高大老者听言立露蔑色,“跳马回槽,那岂不是刚好落入车口,白丢一子,这又是什么道理?”
矮胖老者傲道:“岂不知,舍不得孩子又怎么能套着狼?”
高大老者讥诮一笑,“只怕是赔了夫人又折兵。”
矮胖老者哈哈大笑,“话言:‘宁失一子,莫失一先。’你竟连这个道理都不懂,只知直来直去,还下什么棋?真是可笑可笑。”
高大老者哼了一声,“棋场就如战场,两军对垒,自当是冲锋陷阵,即便有死无生,也可青史留名,比起那些只知落荒而逃、苟延残喘之辈要强上百倍。”边说手上已拿住了那红“车”,口中也道:“出车。”就要动子。
矮胖老者却迅雷按在那红“车”之上,“你可真是个十足莽夫,如你这般,必输无疑。”不让他动半点。
高大老者怒目瞪去,“老七,你把手给我拿开。”
矮胖老者嘿嘿一笑,一脸得意,“老八,我就不放,就不放,你能怎的?”
高大老者一怒,“你”
矮胖老者道:“除非你听我的回马。”
高大老者也嘿嘿一笑,“休想。”
二人竟谁也不肯先放手,一时臂上青筋直露,宛若一条条蛮龙盘踞,面上也渐染了一层红,红至耳根。
棋还未下,这二人已是争得不可开交。
曲辰明看得有趣,忍不住笑出了声,“哈哈”
许是这些老头下棋太过投入,竟谁也没有发现他的到来,听声皆是一怔,又同时侧目看了过来。
高大老者先道:“小家伙,你在笑什么?”
被这么多双眼睛同时盯着,曲辰明不免有些发怵,不好意思道:“额,这个,二位大哥,如你们这般争执,如何能下棋?”
矮胖老者似笑非笑,“小子,你叫我大哥,莫不是想占我便宜?”
曲辰明一怔,只得重新道:“大,大伯。”
高大老者却一哼,“你叫我大伯,莫非我有这么老?”目光凝起。
曲辰明张口结舌,一时竟也无言。
对面那威严老者突然哈哈一笑,“你说你们这些老家伙,就知道欺负小娃娃,羞也不羞。”也看曲辰明,“老三呢?”
老三说的便是叶伯,之所以叫他老三,曲辰明想是因为他头上的那三缕显眼残发,每次叶伯带他来溜达,都会和这几个老者互相讥嘲几句。

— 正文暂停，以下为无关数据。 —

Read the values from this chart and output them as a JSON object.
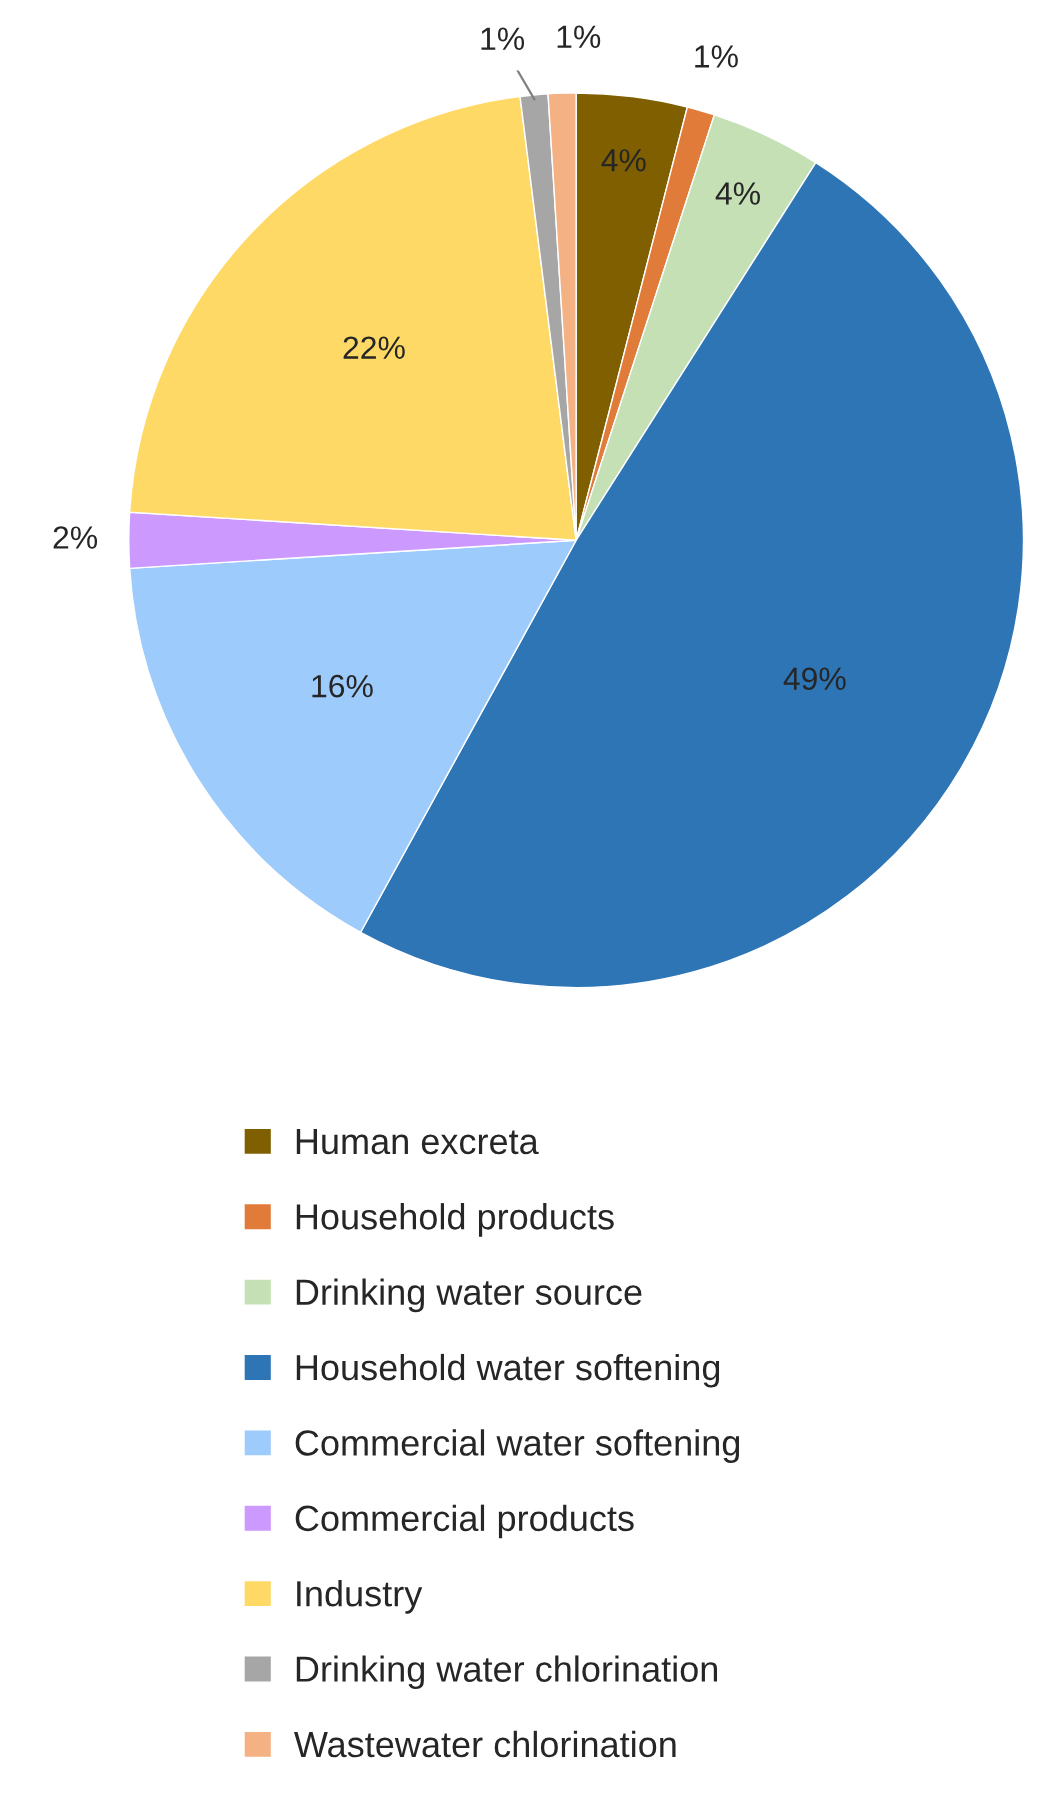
{
  "chart_data": {
    "type": "pie",
    "categories": [
      "Human excreta",
      "Household products",
      "Drinking water source",
      "Household water softening",
      "Commercial water softening",
      "Commercial products",
      "Industry",
      "Drinking water chlorination",
      "Wastewater chlorination"
    ],
    "values": [
      4,
      1,
      4,
      49,
      16,
      2,
      22,
      1,
      1
    ],
    "value_labels": [
      "4%",
      "1%",
      "4%",
      "49%",
      "16%",
      "2%",
      "22%",
      "1%",
      "1%"
    ],
    "colors": [
      "#7f5f00",
      "#e07b39",
      "#c5e0b4",
      "#2e75b6",
      "#9dcbfb",
      "#cc99ff",
      "#ffd966",
      "#a6a6a6",
      "#f4b183"
    ],
    "legend": "bottom"
  }
}
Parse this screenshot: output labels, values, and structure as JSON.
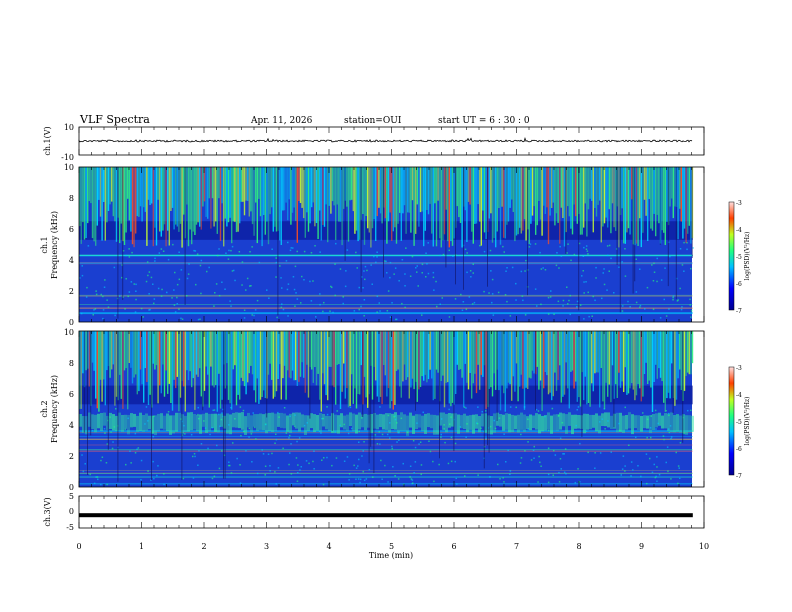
{
  "header": {
    "title": "VLF Spectra",
    "date": "Apr. 11, 2026",
    "station": "station=OUI",
    "start_ut": "start  UT =   6  : 30 : 0"
  },
  "chart_data": [
    {
      "id": "ch1_voltage",
      "type": "line",
      "ylabel": "ch.1(V)",
      "ylim": [
        -10,
        10
      ],
      "yticks": [
        "10",
        "-10"
      ],
      "description_level": 0.0
    },
    {
      "id": "ch1_spectrogram",
      "type": "heatmap",
      "ylabel_line1": "ch.1",
      "ylabel_line2": "Frequency  (kHz)",
      "ylim": [
        0,
        10
      ],
      "yticks": [
        "0",
        "2",
        "4",
        "6",
        "8",
        "10"
      ],
      "colorbar": {
        "label": "log(PSD)(V²/Hz)",
        "range": [
          -7,
          -3
        ],
        "ticks": [
          "-3",
          "-4",
          "-5",
          "-6",
          "-7"
        ]
      }
    },
    {
      "id": "ch2_spectrogram",
      "type": "heatmap",
      "ylabel_line1": "ch.2",
      "ylabel_line2": "Frequency  (kHz)",
      "ylim": [
        0,
        10
      ],
      "yticks": [
        "0",
        "2",
        "4",
        "6",
        "8",
        "10"
      ],
      "colorbar": {
        "label": "log(PSD)(V²/Hz)",
        "range": [
          -7,
          -3
        ],
        "ticks": [
          "-3",
          "-4",
          "-5",
          "-6",
          "-7"
        ]
      }
    },
    {
      "id": "ch3_voltage",
      "type": "line",
      "ylabel": "ch.3(V)",
      "ylim": [
        -5,
        5
      ],
      "yticks": [
        "5",
        "0",
        "-5"
      ],
      "description_level": -1.0
    }
  ],
  "xaxis": {
    "label": "Time  (min)",
    "xlim": [
      0,
      10
    ],
    "ticks": [
      "0",
      "1",
      "2",
      "3",
      "4",
      "5",
      "6",
      "7",
      "8",
      "9",
      "10"
    ],
    "data_end": 9.82
  }
}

想到今晚回去看那老头一副无可奈何的样子,曲辰明便是一笑,“他啊,和他那只收音机老年恋呢。”
威严老者继续问道:“他还是每日都听收音机?”
曲辰明点了点头,“是啊,我听得耳朵都快起茧了。”
威严老者听言就是一叹,说不出的萧瑟。
矮胖老者道:“老三虽然可恶,可要说下棋,恐怕只有老大才是他的对手。”先缓缓收回了手,不露痕迹。
高大老者也道:“那老东西忒阴险,要说欺负小孩子,恐怕我们谁也比不上他。”也讪讪收回了手。
曲辰明道:“几位前辈说的是,那老东西是真的可恶,只是不知,他竟然还会下棋?”
威严老者笑道:“他棋艺可是厉害得很,若是有一天他重新下棋,这天,恐怕就要变喽。”说着伸出手往上指了指。
曲辰明顺着他的手指向上看去,却只见一片灰蒙,不明白他说的变天是何意。
忽听此时,一个声音传来:“妖怪,有妖怪啊”边说边大声哭笑。
曲辰明一惊,循声看去,只见一人披头散发,衣衫破烂,正摇摇晃晃向他这边行来,看他样子,像是个疯子。
正常人遇到疯子都唯恐避之不及,曲辰明当然也不例外,忙往旁避了过去。
可不想那疯子却好像有意无意冲他而来,他往左,那疯子也往左,他往右,那疯子也往右,速度却是不慢,正在他急得不知该如何是好时,那疯子已和他面对面。
曲辰明一抬眼就对上了那疯子的双眼,只见眼白浑浊不堪,还来不及惊恐,那疯子却是先一把抓住了曲辰明的手。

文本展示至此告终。